New treatment approaches for patients suffering from ES should led to long-lasting remissions, less-severe relapses and an increased opportunity for cure. These scenarios will be possible as knowledge of the molecular landscape in this intriguing disease deepens, thus allowing the design of sophisticated biological therapy and/or improved HSCT strategies for severe cases, particularly in children.
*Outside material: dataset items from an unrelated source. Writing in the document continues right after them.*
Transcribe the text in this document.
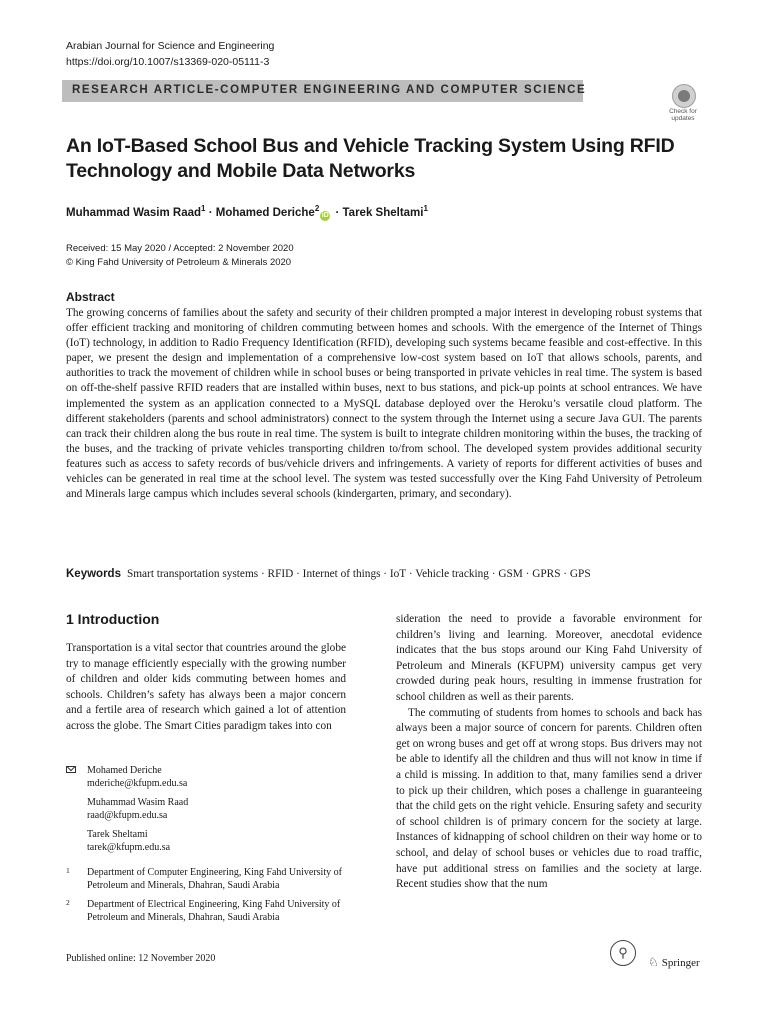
Arabian Journal for Science and Engineering
https://doi.org/10.1007/s13369-020-05111-3
RESEARCH ARTICLE-COMPUTER ENGINEERING AND COMPUTER SCIENCE
Check for updates
An IoT-Based School Bus and Vehicle Tracking System Using RFID Technology and Mobile Data Networks
Muhammad Wasim Raad$^1$ · Mohamed Deriche$^2$iD · Tarek Sheltami$^1$
Received: 15 May 2020 / Accepted: 2 November 2020
© King Fahd University of Petroleum & Minerals 2020
Abstract
The growing concerns of families about the safety and security of their children prompted a major interest in developing robust systems that offer efficient tracking and monitoring of children commuting between homes and schools. With the emergence of the Internet of Things (IoT) technology, in addition to Radio Frequency Identification (RFID), developing such systems became feasible and cost-effective. In this paper, we present the design and implementation of a comprehensive low-cost system based on IoT that allows schools, parents, and authorities to track the movement of children while in school buses or being transported in private vehicles in real time. The system is based on off-the-shelf passive RFID readers that are installed within buses, next to bus stations, and pick-up points at school entrances. We have implemented the system as an application connected to a MySQL database deployed over the Heroku’s versatile cloud platform. The different stakeholders (parents and school administrators) connect to the system through the Internet using a secure Java GUI. The parents can track their children along the bus route in real time. The system is built to integrate children monitoring within the buses, the tracking of the buses, and the tracking of private vehicles transporting children to/from school. The developed system provides additional security features such as access to safety records of bus/vehicle drivers and infringements. A variety of reports for different activities of buses and vehicles can be generated in real time at the school level. The system was tested successfully over the King Fahd University of Petroleum and Minerals large campus which includes several schools (kindergarten, primary, and secondary).
Keywords Smart transportation systems · RFID · Internet of things · IoT · Vehicle tracking · GSM · GPRS · GPS
1 Introduction

Transportation is a vital sector that countries around the globe try to manage efficiently especially with the growing number of children and older kids commuting between homes and schools. Children’s safety has always been a major concern and a fertile area of research which gained a lot of attention across the globe. The Smart Cities paradigm takes into con

sideration the need to provide a favorable environment for children’s living and learning. Moreover, anecdotal evidence indicates that the bus stops around our King Fahd University of Petroleum and Minerals (KFUPM) university campus get very crowded during peak hours, resulting in immense frustration for school children as well as their parents.

The commuting of students from homes to schools and back has always been a major source of concern for parents. Children often get on wrong buses and get off at wrong stops. Bus drivers may not be able to identify all the children and thus will not know in time if a child is missing. In addition to that, many families send a driver to pick up their children, which poses a challenge in guaranteeing that the child gets on the right vehicle. Ensuring safety and security of school children is of primary concern for the society at large. Instances of kidnapping of school children on their way home or to school, and delay of school buses or vehicles due to road traffic, have put additional stress on families and the society at large. Recent studies show that the num

Mohamed Deriche
mderiche@kfupm.edu.sa
Muhammad Wasim Raad
raad@kfupm.edu.sa
Tarek Sheltami
tarek@kfupm.edu.sa
1 Department of Computer Engineering, King Fahd University of Petroleum and Minerals, Dhahran, Saudi Arabia
2 Department of Electrical Engineering, King Fahd University of Petroleum and Minerals, Dhahran, Saudi Arabia
Published online: 12 November 2020	⚲
♘ Springer
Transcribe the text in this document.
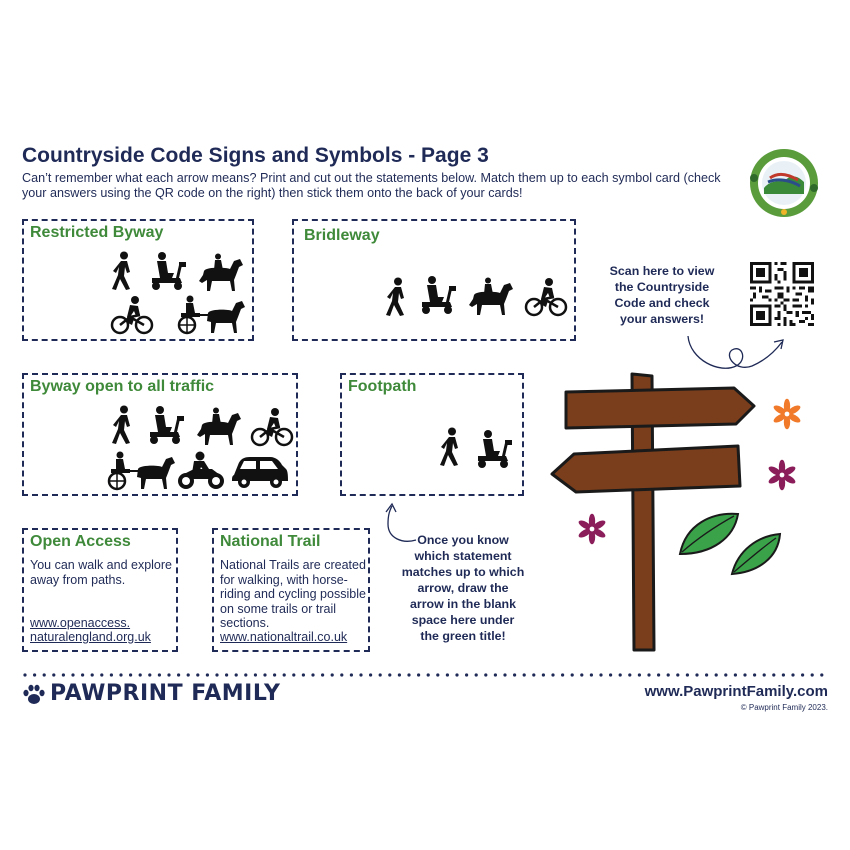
Countryside Code Signs and Symbols - Page 3

Can’t remember what each arrow means? Print and cut out the statements below. Match them up to each symbol card (check your answers using the QR code on the right) then stick them onto the back of your cards!

Restricted Byway	Bridleway
Byway open to all traffic	Footpath
Open Access
You can walk and explore away from paths.
www.openaccess.
naturalengland.org.uk
National Trail
National Trails are created for walking, with horse-riding and cycling possible on some trails or trail sections.
www.nationaltrail.co.uk
Scan here to view
the Countryside
Code and check
your answers!
Once you know
which statement
matches up to which
arrow, draw the
arrow in the blank
space here under
the green title!
PAWPRINT FAMILY	www.PawprintFamily.com
© Pawprint Family 2023.
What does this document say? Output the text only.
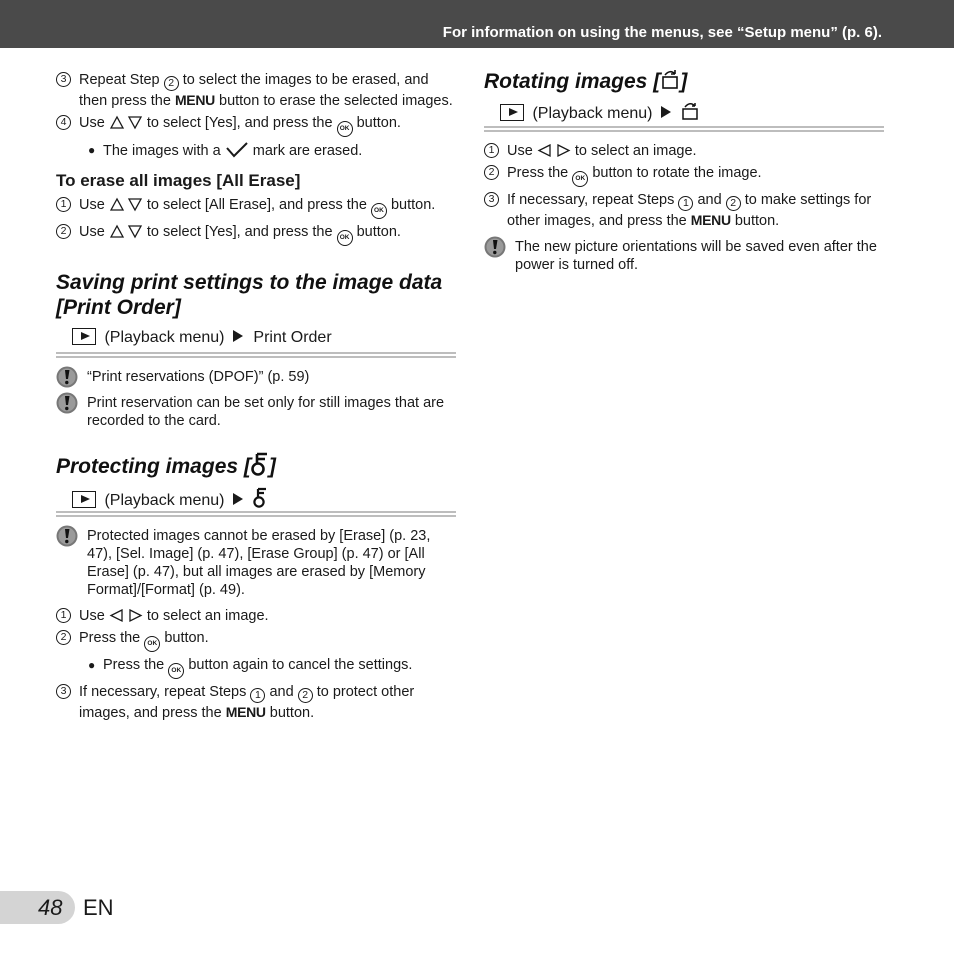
For information on using the menus, see “Setup menu” (p. 6).
3 Repeat Step 2 to select the images to be erased, and then press the MENU button to erase the selected images.
4 Use	to select [Yes], and press the OK button.
● The images with a mark are erased.
To erase all images [All Erase]
1 Use	to select [All Erase], and press the OK button.
2 Use	to select [Yes], and press the OK button.
Saving print settings to the image data [Print Order]
(Playback menu) Print Order
“Print reservations (DPOF)” (p. 59)
Print reservation can be set only for still images that are recorded to the card.
Protecting images [ ]
(Playback menu)
Protected images cannot be erased by [Erase] (p. 23, 47), [Sel. Image] (p. 47), [Erase Group] (p. 47) or [All Erase] (p. 47), but all images are erased by [Memory Format]/[Format] (p. 49).
1 Use	to select an image.
2 Press the OK button.
● Press the OK button again to cancel the settings.
3 If necessary, repeat Steps 1 and 2 to protect other images, and press the MENU button.
Rotating images [ ]
(Playback menu)
1 Use	to select an image.
2 Press the OK button to rotate the image.
3 If necessary, repeat Steps 1 and 2 to make settings for other images, and press the MENU button.
The new picture orientations will be saved even after the power is turned off.
48 EN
A Phase II active clinical trial (Identifier: NTC00392951)¹⁵⁵ recently evaluated sirolimus at 3 mg/m² and then at 2.5 mg/m² depending on its serum levels in refractory autoimmune cytopenias including ES. A total of 30 patients were evaluated, including 8 with ES. There were three complete responses, three partial responses and two patients with no response. Main objectives were to document toxicities of sirolimus, including mucositis, elevation of triglycerides and cholesterol and to assess the efficacy of this approach in patients with refractory ES.¹⁵⁶

Conclusion

ES is a rare disease with a heterogeneous course characterized by multiple relapses during lifetime, despite multimodal treatment. A combination of genetic and epigenetic factors appears to be involved in its pathogenesis, and the knowledge of its precise etiology will help to design specific targeted therapies with less-severe adverse effects, significantly improving patients quality of life. Results with currently available therapeutic modalities are unsatisfactory and the disease runs a chronic relapsing course, eventually complicated by catastrophic clinical events that can lead to death. Prospective studies and clinical trials derived from knowledge on its pathophysiology are needed to improve the long-term response and even cure individuals suffering ES.

Acknowledgments

We thank Sergio Lozano-Rodriguez, MD, for his critical review of the manuscript.

Disclosure

The authors report no conflicts of interest in this work.